В тишине они услышали щелчок затвора.
– А как же птичка? – прошептала Клава.
– Вылетела, – прошептал Юра. – Без предупреждения.
Толпа между тем зашумела, повалила к новобрачным – фотографироваться вместе. Темная, еще не очнувшаяся от зимы, ель стояла за ними мрачным фоном.
Клава повела Юру от площади. Молчала, пока совершенно уже не перестали слышаться с площади голоса и смех.
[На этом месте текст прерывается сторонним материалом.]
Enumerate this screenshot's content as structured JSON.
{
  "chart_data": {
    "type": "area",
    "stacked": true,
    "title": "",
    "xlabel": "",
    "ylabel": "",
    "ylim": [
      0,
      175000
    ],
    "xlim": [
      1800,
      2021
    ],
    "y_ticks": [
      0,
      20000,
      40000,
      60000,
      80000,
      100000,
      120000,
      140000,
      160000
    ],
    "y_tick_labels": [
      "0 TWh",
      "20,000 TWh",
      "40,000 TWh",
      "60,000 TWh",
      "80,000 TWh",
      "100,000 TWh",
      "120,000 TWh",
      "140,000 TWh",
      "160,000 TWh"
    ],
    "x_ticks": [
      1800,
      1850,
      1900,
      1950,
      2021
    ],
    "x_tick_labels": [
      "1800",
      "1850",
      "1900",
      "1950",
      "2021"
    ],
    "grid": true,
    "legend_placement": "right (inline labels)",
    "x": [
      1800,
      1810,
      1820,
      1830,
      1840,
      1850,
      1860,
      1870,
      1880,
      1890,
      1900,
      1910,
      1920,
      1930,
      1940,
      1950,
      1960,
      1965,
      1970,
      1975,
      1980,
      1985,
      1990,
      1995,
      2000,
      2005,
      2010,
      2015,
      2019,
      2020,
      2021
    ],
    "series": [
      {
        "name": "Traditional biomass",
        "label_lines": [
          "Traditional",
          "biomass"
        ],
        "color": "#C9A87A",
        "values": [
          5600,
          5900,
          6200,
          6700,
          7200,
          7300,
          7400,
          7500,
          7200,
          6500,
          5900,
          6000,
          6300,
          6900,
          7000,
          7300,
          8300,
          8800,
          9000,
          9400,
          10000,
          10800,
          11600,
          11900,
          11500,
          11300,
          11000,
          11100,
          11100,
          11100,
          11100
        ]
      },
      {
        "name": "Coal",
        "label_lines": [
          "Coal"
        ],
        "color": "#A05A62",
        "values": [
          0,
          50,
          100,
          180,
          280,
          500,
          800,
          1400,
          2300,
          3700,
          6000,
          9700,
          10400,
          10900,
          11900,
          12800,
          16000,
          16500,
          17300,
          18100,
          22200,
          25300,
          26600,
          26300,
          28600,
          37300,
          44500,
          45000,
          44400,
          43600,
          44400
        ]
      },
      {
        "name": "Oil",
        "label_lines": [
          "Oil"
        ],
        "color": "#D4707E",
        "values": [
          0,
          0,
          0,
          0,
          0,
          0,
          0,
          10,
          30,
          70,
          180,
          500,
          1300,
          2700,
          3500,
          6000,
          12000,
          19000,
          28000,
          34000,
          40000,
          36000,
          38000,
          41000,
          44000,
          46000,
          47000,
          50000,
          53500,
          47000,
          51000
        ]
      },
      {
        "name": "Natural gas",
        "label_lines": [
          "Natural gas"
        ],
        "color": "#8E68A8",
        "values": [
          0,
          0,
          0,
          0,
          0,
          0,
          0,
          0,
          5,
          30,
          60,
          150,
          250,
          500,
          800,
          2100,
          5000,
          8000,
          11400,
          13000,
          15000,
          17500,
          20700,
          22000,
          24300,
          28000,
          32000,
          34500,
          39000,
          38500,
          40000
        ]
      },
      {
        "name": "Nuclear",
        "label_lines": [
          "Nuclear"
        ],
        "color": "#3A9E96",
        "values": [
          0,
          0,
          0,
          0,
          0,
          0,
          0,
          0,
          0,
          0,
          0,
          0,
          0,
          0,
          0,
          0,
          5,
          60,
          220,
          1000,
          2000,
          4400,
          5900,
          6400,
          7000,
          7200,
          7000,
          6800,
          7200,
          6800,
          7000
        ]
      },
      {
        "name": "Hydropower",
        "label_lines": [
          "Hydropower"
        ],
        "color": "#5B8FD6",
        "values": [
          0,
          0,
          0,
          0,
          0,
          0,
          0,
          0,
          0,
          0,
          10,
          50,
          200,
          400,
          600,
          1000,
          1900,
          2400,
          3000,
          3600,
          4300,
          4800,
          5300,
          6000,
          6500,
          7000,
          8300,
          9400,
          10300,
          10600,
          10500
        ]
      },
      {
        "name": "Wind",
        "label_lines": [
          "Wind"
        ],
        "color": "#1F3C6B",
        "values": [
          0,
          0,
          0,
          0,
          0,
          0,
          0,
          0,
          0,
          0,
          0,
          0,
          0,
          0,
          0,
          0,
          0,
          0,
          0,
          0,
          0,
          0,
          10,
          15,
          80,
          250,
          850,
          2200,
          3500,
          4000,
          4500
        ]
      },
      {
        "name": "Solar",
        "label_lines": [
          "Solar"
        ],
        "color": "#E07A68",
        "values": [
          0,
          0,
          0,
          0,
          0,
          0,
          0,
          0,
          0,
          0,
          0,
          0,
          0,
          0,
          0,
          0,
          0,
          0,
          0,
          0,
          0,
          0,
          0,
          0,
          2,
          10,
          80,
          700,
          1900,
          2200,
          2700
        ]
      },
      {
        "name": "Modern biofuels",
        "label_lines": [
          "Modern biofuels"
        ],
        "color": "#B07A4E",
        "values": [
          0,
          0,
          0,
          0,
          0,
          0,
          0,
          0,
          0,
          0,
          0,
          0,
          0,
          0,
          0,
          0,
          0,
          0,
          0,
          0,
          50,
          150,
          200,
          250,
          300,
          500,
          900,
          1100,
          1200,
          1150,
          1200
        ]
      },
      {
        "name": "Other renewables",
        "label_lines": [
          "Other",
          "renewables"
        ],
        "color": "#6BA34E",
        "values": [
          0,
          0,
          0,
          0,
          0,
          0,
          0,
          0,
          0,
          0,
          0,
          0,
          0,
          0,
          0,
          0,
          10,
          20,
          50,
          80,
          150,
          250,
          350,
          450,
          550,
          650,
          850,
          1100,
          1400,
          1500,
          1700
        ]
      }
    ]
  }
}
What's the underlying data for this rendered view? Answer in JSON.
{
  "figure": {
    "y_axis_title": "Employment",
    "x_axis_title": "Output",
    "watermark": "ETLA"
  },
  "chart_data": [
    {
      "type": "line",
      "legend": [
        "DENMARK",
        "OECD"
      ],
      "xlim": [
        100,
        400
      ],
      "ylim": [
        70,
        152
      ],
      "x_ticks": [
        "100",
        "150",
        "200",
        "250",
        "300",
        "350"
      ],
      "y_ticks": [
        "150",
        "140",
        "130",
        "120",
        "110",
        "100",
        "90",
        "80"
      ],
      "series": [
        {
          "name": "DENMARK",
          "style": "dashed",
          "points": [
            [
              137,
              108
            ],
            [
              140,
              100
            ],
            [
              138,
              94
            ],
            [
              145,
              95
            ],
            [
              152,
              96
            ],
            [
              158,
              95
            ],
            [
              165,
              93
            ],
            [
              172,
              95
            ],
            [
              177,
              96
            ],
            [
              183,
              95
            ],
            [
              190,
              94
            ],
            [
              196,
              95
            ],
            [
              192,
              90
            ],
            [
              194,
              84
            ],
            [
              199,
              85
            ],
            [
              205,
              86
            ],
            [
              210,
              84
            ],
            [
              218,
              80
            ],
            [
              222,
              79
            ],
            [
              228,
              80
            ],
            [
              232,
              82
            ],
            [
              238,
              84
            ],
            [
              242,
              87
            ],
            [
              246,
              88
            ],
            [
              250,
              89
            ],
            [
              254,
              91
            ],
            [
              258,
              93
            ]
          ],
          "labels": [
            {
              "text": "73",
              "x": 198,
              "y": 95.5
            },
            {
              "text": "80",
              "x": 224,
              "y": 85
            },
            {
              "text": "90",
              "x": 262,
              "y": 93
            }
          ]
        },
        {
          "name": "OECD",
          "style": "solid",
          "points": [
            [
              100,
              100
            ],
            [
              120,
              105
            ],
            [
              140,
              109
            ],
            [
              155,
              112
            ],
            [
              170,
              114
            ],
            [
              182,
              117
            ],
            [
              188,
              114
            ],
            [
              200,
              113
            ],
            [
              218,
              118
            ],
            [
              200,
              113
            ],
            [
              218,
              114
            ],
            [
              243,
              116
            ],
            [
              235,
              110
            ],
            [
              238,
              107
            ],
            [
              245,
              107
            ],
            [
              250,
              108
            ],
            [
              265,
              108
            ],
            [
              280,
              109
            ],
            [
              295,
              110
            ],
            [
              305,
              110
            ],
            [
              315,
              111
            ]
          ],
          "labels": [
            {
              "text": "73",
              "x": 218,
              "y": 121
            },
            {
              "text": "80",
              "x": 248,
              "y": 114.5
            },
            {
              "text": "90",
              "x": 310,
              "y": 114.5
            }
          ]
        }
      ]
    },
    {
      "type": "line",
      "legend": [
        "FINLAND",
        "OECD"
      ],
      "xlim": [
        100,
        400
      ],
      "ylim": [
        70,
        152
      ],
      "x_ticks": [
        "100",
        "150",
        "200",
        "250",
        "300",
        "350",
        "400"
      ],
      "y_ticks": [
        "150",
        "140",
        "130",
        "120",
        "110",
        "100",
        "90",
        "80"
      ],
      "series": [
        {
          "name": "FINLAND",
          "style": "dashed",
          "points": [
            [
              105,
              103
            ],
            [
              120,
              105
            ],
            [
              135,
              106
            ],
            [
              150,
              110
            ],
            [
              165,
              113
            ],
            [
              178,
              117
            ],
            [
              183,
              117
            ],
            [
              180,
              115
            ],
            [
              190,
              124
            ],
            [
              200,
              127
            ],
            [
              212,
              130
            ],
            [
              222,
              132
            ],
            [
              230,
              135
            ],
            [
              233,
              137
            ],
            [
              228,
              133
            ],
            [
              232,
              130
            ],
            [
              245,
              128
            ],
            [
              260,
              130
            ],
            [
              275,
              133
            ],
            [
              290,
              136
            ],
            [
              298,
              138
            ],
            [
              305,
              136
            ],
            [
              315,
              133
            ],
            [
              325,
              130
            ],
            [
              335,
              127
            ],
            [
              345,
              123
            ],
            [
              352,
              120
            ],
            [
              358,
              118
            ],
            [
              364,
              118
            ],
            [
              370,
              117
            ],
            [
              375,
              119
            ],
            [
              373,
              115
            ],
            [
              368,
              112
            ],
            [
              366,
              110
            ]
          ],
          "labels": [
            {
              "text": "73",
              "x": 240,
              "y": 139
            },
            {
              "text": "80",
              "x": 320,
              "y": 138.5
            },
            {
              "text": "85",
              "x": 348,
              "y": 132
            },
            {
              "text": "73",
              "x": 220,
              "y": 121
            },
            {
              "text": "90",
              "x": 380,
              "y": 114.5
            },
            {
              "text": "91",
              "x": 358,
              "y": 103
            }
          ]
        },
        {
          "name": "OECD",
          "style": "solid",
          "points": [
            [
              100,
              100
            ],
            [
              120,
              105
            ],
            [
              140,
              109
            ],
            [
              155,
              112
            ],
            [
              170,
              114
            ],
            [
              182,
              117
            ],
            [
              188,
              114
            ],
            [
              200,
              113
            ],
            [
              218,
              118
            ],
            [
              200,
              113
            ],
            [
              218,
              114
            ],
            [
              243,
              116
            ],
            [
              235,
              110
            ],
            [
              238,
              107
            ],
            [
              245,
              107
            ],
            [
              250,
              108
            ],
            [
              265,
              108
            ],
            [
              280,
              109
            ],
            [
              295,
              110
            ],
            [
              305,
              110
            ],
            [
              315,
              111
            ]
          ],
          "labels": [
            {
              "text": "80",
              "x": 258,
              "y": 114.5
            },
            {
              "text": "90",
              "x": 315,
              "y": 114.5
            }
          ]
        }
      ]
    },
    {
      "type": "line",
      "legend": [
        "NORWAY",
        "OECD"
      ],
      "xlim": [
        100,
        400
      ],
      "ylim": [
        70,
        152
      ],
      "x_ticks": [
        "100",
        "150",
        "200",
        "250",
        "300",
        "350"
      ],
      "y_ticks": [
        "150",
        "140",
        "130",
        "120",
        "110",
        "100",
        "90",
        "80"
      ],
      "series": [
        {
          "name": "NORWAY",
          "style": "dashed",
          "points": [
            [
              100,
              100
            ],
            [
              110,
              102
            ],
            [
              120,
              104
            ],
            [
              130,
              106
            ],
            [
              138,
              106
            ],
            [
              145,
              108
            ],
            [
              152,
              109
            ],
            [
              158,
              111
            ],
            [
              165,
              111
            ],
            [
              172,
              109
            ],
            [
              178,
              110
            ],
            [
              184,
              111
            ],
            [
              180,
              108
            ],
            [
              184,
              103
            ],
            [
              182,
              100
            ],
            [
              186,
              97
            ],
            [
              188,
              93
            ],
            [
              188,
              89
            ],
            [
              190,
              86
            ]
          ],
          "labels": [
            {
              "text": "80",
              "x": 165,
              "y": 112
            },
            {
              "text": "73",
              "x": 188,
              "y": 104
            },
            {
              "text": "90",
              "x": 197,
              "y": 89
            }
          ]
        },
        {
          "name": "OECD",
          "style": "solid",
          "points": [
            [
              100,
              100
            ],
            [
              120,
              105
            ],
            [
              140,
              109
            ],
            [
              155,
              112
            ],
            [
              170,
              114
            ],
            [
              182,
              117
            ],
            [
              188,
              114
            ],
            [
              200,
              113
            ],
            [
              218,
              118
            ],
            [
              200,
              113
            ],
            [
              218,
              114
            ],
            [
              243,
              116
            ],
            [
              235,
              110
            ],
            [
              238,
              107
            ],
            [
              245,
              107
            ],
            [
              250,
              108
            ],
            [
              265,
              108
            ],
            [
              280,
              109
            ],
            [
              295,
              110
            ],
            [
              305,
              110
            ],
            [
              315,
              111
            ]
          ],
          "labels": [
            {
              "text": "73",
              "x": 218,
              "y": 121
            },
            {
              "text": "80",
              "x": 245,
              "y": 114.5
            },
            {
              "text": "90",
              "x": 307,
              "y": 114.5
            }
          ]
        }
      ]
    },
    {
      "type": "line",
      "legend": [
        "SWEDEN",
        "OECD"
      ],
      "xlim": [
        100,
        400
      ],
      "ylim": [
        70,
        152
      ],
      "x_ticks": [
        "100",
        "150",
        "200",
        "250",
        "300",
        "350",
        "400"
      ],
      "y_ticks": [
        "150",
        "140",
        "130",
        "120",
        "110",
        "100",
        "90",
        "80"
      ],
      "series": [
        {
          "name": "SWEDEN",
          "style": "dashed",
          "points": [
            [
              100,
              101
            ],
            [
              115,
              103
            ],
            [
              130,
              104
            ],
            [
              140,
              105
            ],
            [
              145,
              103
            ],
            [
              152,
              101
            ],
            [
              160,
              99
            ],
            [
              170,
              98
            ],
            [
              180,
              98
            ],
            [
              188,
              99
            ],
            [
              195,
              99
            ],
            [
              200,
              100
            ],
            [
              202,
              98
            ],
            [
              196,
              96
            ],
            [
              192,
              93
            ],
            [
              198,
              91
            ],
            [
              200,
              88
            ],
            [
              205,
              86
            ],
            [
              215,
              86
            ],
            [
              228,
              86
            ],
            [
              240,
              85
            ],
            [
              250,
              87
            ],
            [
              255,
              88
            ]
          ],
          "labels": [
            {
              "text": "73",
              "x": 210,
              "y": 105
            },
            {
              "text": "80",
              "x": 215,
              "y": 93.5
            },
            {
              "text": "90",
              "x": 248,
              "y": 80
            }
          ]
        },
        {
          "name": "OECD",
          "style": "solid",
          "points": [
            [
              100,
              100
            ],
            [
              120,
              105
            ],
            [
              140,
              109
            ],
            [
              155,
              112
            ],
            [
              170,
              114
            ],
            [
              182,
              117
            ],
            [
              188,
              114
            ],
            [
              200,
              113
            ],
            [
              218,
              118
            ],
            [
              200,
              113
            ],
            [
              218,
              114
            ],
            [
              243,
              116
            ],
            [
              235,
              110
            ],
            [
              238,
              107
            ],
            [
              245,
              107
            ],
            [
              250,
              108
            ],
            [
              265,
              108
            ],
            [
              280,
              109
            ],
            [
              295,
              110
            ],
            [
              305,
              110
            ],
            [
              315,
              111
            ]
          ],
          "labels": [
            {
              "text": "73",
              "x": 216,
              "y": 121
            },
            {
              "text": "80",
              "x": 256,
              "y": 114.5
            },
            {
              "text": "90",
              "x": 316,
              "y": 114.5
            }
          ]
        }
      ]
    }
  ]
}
Пока не послышался с плаца топот и хор голосов:…не плачь, девчо-о-онка…
– Бесстыдник, – сказала Клава. И Юра понял, что речь о майоре.
– Почему?
– Почему?
– Я не понял.
– Ну ты даешь.
– Правда.
– Дурачок у меня муж.
– Нет, правда.
– Тебя позвал, а меня не нужно? Тебя это не удивило? Не задело?
Клава шла молча, поджав губы. Поскользнулась на ледяной, невидимой в полумраке глухой улицы дорожке, и Юра схватил ее под руку. Но Клава руку выдернула.
– Домой пойду, – сказала Клава. – А ты не ходи за мной. Оставь.
Это была их первая и единственная размолвка за всю жизнь.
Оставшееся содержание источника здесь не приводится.